As far as actual specifics go, Mr Punch claims that at last year’s FA Cup game, Millwall fans were viciously attacked for no reason whatsoever by a bunch of crazed scousers. Except that the Millwall fans may have been chanting some stuff, except they weren’t really, and even if they were, the scousers were worse. Folks – does that really pass the smell test ?

But that’s not the half of it. Not only are scousers vicious Morlocks attacking the peaceful Millwall Eloi, but they’re also Lord Snooty, trampling on gritty working class grafters like Mr Punch. I couldn’t quite work out why this sounded familiar, then it suddenly came to me.

Actually, Millwall aren’t quite the epicentre of ‘lovable Cockney’ blather.

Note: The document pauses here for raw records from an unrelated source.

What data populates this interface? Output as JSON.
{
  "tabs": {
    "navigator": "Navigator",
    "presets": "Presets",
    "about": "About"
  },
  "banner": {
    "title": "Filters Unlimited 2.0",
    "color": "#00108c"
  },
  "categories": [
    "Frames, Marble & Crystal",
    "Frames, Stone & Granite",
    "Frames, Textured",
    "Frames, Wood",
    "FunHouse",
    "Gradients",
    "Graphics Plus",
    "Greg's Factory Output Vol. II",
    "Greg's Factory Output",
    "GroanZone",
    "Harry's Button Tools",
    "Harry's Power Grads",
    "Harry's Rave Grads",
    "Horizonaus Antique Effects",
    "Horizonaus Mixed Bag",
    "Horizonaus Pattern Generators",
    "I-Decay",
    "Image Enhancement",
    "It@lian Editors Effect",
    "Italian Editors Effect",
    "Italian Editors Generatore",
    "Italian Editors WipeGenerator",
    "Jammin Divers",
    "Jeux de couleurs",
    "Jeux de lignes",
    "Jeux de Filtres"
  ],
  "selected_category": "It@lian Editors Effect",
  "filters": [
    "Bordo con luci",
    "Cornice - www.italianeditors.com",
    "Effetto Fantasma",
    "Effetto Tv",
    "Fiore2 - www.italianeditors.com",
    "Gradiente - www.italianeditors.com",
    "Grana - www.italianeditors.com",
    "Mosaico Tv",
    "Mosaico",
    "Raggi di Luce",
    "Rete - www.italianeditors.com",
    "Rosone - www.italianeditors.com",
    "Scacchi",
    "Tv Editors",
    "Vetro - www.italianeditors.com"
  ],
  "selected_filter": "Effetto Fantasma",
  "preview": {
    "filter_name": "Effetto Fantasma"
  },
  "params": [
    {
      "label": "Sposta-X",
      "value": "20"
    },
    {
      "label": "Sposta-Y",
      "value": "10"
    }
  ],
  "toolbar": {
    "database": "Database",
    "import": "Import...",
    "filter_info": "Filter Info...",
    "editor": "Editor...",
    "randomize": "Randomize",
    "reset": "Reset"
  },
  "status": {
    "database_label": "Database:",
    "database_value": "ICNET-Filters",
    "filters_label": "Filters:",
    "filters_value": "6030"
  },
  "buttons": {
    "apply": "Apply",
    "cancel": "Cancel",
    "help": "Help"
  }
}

West Ham have always led the way, but at least they really do have a great footballing pedigree. When idiots like Mr Punch start babbling about loveable ol’Millwall it’s always by way of excusing acts of stupid violence. Then again, at the Spectator it’s always better to be arch than accurate:

There is now a petition condemning the FA, signed by supporters of everyone from Tranmere to Torquay, and an early day motion has been put before the House of Commons expressing similar sentiments.
This is one of those lines where the dominating thought on reading is ‘how stupid does he think we are’ ? Talk about a double whammy of BS. How likely is it that Tranmere fans would sign up to this brand of ‘Nuke Merseyside’ lunacy ? Equally, Mr Punch not only hopes you know nothing about geography, he thinks you don’t understand the difference between private action and state action. He wants to posture as a bold defender of freedom against PC, yet he also wants to use the power of the state to crush the ability of a private organisation to disciple its own members. No, the argument is a nonsense.

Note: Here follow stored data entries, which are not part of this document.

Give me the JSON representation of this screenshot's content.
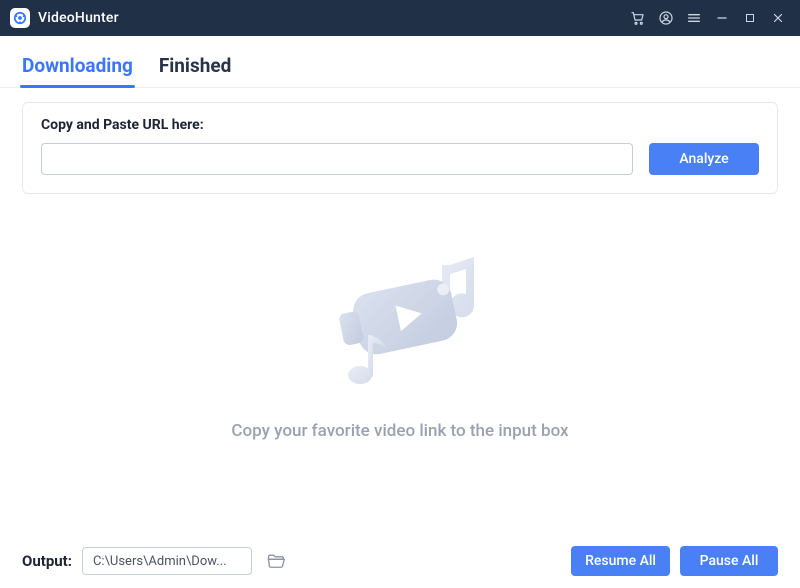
{
  "app": {
    "title": "VideoHunter"
  },
  "tabs": {
    "downloading": "Downloading",
    "finished": "Finished",
    "active": "downloading"
  },
  "urlcard": {
    "label": "Copy and Paste URL here:",
    "value": "",
    "placeholder": "",
    "analyze": "Analyze"
  },
  "empty": {
    "hint": "Copy your favorite video link to the input box"
  },
  "footer": {
    "output_label": "Output:",
    "output_path": "C:\\Users\\Admin\\Dow...",
    "resume_all": "Resume All",
    "pause_all": "Pause All"
  },
  "colors": {
    "accent": "#4a80f6",
    "titlebar": "#203147"
  }
}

Indeed, the whole attempt to cast Millwall as somehow martyrs to free speech is absurd. As it happens, the courts have already started the process of dealing with actual offences committed that night, but it is quite in order for the governing body of a sport to act to protect the sport, even where no criminal offence has been committed (hence concerns about ‘tapping up’ and the like). What happened is that Millwall fans decided to pass the time chanting their approval of mass slaughter. Unlike Bigoted Boris, I’m a real Conservative, but even I agree that the concept of free speech doesn’t preclude the idea of sanctions for ‘fighting words’. In fact, such chanting may indeed be illegal but even if it were not so, whether or not it is appropriate for members of an association to sing songs about killing other members is certainly is a matter on which its governing body are perfectly entitled to take a view.

That is the real analogy with the ‘gay horse’ fiasco. Abstract away from the PC details and ask if the Police should take action against an obnoxious drunk abusing people in the street. To ask it is to answer it. Ditto, if the concept of offensive chanting means anything at all, singing songs celebrating the slaughter of opposing fans qualifies. Mr Punch turns out to be a good choice after all. Who else would be shameless enough to put their name to this garbage ?

UPDATE:

Of course, one reason for Bozza's urge to push the 'crazed scousers' line is the desire to bury his own role in these events.